下一章 上一章 目录 设置
11、码头漂尸 ...
-
三人讨论到入夜也没能得出结论,最后还是素衣将三人都撵到各自的房间睡觉。
夜深人静的陆宅中一丝开门声响起,声响很轻,紧接着一阵脚步声传来,脚步声轻飘飘的,好似每一步都没踩实地板,一个娇小的身影慢慢的向楼下大门处走去。
跟着又有开门声,楼道里出现三个身影,是素衣、陆黎、季彦辰三人,再看三人还穿着白天时的衣物,他们互看了一眼,跟着那身影而去。
深夜的街道上,一个表情呆滞的姑娘身着睡衣慢悠悠的走在路上,而她的身后跟着三个小心翼翼的大男人,这个场景很难不让人想到一些不好的结果,于是接到热心群众举报的苏沐言带着一队人马出现了。
当苏沐言看到这诡异的景象的时候,他就觉得自己的脑袋有点疼,苏沐言站在离四人不远的地方并不太想上前,但是作为警长,他又不能弃之不管。
“老大,上不上。”一个小警员跃跃欲试,随后他就得到一巴掌的奖励,苏沐言气急败坏又不得不压低声音吼到。
“上什么上,看不见那是季大少吗,有几个脑袋你!”
“行了行了,我跟去看看,你们回去吧。”
苏沐言看着越来越远的几人,无奈的叹了口气,摆摆手让跟来的弟兄们都撤回去,他则一路小跑追上四人。
听到身后有脚步声,陆黎回头看去,只见苏沐言一个劲儿的朝他摆手,于是陆黎停下脚步疑惑的看着苏沐言。
“苏探长?你怎的?”
“我还要问你们呢!大晚上鬼鬼祟祟的在干嘛?”
“鬼鬼祟祟?我们没有鬼鬼祟祟,晏晏又梦游跑了出来,我们怕她有危险又不敢叫醒她,只能跟着。”
说着,陆黎指了指前面,苏沐言探头望去,就见陆晏晏一个人光着脚丫,慢吞吞的走在前面,素衣和季彦辰跟在身后。
“嗐,我说陆公子,你妹妹这个梦游之症是不是该看看,大半夜的我正在警局值夜,有人跑到警局说看见三个大男人跟着个小姑娘想要行不轨之事,我这急匆匆赶来才发现是你们,总不能令妹每次梦游,我都得出警吧。

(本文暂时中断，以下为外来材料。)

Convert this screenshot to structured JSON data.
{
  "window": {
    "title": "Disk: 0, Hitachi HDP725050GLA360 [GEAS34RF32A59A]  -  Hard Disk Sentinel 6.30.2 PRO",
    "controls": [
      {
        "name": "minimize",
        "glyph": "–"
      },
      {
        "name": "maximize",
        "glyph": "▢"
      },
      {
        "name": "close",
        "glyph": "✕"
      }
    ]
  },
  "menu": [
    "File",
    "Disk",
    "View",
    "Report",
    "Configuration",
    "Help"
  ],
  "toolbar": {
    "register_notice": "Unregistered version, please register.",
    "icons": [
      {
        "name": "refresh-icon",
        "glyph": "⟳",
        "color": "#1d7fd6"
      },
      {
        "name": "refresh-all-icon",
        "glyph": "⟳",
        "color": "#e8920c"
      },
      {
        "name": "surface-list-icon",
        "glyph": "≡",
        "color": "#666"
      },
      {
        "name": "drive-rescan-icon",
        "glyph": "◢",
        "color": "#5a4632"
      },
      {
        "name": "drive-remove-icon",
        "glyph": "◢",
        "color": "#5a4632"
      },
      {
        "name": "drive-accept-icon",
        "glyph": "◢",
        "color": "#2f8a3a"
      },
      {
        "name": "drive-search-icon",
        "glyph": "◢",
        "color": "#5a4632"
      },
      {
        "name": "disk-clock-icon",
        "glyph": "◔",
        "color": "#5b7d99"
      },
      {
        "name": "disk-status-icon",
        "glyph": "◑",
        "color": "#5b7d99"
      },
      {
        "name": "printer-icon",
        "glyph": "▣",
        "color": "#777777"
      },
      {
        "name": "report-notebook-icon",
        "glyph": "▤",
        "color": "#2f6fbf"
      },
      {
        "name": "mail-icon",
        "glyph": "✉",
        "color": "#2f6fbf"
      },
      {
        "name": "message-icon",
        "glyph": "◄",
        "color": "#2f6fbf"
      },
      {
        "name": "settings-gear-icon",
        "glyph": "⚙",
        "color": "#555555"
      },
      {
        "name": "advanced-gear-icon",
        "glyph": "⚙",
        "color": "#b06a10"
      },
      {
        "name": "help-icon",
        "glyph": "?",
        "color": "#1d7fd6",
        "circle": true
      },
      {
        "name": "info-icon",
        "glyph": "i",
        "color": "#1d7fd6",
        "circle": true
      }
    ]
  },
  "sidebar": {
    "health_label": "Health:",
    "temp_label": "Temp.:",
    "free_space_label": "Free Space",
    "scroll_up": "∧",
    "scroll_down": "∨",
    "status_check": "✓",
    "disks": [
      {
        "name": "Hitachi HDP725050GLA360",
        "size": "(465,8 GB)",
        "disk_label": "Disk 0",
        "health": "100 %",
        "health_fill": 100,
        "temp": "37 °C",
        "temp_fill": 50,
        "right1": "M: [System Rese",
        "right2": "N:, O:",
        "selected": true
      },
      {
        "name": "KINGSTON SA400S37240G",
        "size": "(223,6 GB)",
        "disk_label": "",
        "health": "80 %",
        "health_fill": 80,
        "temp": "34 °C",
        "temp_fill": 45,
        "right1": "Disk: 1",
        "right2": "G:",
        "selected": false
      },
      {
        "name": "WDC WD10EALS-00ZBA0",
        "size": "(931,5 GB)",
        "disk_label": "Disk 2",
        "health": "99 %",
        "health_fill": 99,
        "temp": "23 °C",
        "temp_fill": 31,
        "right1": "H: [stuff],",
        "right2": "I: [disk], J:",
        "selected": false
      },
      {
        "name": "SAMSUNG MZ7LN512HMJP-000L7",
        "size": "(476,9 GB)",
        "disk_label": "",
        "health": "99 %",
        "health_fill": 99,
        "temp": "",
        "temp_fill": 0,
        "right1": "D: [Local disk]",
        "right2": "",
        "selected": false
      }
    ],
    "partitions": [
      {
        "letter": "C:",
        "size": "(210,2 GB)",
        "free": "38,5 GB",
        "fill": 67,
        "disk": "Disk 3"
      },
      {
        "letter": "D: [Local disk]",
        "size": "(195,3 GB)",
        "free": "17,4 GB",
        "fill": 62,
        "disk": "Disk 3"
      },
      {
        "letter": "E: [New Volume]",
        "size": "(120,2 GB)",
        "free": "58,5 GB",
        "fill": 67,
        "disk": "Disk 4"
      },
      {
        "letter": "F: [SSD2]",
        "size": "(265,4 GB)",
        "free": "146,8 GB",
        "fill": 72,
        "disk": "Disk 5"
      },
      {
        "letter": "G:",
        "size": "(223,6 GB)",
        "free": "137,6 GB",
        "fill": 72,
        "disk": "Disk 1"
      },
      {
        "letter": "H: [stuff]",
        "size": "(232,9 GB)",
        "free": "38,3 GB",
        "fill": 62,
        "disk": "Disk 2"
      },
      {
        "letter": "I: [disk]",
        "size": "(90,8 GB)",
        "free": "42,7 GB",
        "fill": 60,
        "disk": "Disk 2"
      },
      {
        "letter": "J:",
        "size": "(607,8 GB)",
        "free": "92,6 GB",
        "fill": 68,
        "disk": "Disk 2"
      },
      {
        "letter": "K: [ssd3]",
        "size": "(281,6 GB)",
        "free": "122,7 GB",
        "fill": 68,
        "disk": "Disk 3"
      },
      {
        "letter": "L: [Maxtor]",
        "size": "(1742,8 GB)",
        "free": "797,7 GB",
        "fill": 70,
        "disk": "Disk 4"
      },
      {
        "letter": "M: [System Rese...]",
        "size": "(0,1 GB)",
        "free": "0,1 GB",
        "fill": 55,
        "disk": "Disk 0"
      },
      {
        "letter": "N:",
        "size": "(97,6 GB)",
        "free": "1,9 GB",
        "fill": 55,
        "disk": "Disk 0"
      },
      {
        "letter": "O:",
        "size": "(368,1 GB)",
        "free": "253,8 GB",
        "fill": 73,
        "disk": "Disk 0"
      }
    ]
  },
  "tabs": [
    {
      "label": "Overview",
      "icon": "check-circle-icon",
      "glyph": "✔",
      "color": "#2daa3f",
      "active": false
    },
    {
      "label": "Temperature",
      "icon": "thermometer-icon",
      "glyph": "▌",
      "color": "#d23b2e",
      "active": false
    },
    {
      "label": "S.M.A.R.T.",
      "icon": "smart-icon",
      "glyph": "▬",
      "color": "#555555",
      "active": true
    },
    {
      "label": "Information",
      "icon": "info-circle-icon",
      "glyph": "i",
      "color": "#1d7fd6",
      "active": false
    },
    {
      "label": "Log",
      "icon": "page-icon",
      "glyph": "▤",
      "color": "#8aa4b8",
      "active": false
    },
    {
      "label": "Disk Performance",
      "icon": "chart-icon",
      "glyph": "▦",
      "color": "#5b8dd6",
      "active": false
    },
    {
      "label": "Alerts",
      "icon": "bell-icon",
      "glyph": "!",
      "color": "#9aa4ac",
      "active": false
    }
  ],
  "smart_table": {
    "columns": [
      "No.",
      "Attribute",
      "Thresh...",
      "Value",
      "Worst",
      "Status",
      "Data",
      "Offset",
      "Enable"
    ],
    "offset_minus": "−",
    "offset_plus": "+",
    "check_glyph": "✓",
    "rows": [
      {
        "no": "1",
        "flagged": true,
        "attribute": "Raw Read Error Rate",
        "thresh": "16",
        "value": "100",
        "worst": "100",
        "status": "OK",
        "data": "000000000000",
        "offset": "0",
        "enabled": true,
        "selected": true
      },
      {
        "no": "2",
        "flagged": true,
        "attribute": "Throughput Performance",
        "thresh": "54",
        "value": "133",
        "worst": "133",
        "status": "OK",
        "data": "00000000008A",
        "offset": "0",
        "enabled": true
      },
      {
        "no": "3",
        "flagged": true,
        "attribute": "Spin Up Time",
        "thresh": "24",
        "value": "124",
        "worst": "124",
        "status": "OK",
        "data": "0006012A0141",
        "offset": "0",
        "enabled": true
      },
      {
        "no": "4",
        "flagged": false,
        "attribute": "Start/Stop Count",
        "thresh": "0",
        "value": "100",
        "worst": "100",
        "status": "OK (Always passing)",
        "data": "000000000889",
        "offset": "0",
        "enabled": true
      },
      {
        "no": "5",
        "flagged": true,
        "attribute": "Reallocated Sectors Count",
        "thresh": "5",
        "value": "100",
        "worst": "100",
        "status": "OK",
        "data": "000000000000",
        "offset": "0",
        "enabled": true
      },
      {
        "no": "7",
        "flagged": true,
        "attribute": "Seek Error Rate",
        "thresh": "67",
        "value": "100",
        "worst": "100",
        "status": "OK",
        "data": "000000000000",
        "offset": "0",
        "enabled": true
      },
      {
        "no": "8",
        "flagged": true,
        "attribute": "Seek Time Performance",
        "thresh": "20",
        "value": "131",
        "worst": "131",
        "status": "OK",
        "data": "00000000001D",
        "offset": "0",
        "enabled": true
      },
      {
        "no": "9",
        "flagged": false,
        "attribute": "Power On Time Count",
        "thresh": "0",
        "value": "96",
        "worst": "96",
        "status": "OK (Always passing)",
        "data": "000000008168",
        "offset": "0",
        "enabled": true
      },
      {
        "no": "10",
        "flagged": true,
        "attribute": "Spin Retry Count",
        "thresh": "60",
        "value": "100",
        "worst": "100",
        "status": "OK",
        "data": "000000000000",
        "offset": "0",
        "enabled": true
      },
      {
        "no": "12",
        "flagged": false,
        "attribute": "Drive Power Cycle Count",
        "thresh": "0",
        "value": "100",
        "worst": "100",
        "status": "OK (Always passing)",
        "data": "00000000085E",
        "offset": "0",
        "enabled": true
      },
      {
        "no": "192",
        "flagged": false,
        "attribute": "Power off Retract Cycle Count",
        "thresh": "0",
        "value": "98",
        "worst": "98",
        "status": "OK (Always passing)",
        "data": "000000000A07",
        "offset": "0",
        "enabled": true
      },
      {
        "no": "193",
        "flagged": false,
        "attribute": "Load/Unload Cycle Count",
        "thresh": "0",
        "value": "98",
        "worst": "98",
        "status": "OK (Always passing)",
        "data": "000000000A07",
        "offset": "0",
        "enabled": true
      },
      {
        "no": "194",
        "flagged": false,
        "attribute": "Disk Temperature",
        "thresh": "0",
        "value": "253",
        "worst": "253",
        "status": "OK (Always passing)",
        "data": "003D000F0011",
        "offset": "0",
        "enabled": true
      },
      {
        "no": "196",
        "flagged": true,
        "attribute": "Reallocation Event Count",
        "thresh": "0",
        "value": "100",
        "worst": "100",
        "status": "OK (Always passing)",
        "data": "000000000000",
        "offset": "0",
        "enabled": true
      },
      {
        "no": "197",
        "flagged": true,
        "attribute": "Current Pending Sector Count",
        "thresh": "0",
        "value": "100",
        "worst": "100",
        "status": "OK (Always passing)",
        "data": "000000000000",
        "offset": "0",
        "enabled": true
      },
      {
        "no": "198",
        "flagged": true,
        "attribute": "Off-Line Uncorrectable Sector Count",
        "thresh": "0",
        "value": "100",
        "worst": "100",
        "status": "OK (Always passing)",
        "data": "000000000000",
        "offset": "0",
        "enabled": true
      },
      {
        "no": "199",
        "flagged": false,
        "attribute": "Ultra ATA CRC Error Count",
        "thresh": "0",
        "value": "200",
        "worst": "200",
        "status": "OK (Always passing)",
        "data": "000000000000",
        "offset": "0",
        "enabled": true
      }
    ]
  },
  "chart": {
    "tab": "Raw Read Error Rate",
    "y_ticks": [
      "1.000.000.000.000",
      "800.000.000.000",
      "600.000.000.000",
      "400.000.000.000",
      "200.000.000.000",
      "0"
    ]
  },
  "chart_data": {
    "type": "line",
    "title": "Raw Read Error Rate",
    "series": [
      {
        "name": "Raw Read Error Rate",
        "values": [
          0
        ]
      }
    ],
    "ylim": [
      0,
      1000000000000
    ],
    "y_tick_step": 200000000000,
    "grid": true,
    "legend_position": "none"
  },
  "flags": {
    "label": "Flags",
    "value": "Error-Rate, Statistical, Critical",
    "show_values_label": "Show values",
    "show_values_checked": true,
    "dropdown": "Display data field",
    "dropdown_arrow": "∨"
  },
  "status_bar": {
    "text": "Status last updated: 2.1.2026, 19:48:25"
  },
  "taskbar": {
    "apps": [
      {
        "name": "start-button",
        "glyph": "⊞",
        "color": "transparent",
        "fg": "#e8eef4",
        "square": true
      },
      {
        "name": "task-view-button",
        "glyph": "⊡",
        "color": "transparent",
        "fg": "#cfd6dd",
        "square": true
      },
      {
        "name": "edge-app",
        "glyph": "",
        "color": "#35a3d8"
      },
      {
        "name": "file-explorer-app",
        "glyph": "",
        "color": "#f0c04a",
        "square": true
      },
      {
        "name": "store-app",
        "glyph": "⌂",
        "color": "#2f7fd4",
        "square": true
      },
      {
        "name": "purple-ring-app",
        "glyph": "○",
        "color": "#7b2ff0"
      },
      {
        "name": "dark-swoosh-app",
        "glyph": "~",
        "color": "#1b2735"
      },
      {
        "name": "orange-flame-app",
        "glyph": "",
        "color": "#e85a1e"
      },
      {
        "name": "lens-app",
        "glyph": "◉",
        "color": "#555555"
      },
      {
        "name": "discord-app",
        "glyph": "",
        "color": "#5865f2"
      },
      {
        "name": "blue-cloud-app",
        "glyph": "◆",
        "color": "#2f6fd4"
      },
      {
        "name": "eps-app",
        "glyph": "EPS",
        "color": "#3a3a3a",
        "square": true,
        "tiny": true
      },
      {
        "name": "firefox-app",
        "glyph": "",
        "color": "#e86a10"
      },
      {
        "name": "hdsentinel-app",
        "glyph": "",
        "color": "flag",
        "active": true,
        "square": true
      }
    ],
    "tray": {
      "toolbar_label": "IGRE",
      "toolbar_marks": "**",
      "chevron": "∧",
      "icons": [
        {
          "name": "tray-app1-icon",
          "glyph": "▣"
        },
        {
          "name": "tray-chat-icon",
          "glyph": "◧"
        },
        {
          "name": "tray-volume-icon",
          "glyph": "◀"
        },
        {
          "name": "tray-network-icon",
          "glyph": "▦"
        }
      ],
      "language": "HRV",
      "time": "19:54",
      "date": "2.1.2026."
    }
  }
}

我出警倒是没什么,关键于各位这影响多不好,你说是不是。”
陆黎尴尬的笑了笑,刚想说什么,就听前面季彦辰叫他。
“陆黎,干嘛呢?晏晏好像又要去章十的码头,快点。”
陆黎对苏沐言说了一句抱歉,向三人的方向追去,听到季彦辰的话,苏沐言有些狐疑。
“又”
于是本来想要回去的苏沐言,也跟在后面一起来到章十的码头。陆晏晏来到章十码头,再一次走到上次发现方欣尸体的地方停了下来,抬手向前指去。
顺着陆晏晏手指的方向看去,一具俯卧在尸体漂浮在水面上,看样子已经死了很久了,皮肤被水泡的发白发胀。
发现尸体后,陆晏晏瘫软下去,被赶来的季彦辰接住抱在怀里。看着不远处漂浮的尸体,季彦辰知道,那个失踪的李立找到了。
“陆兄,令妹的梦游当真是与众不同。”
同样跟来的苏沐言,面无表情的注视着尸体,冷冷的对陆黎说,陆黎没有解释。四人被苏沐言带回巡捕房,他命人搬来一张床让陆晏晏不至于睡在地上。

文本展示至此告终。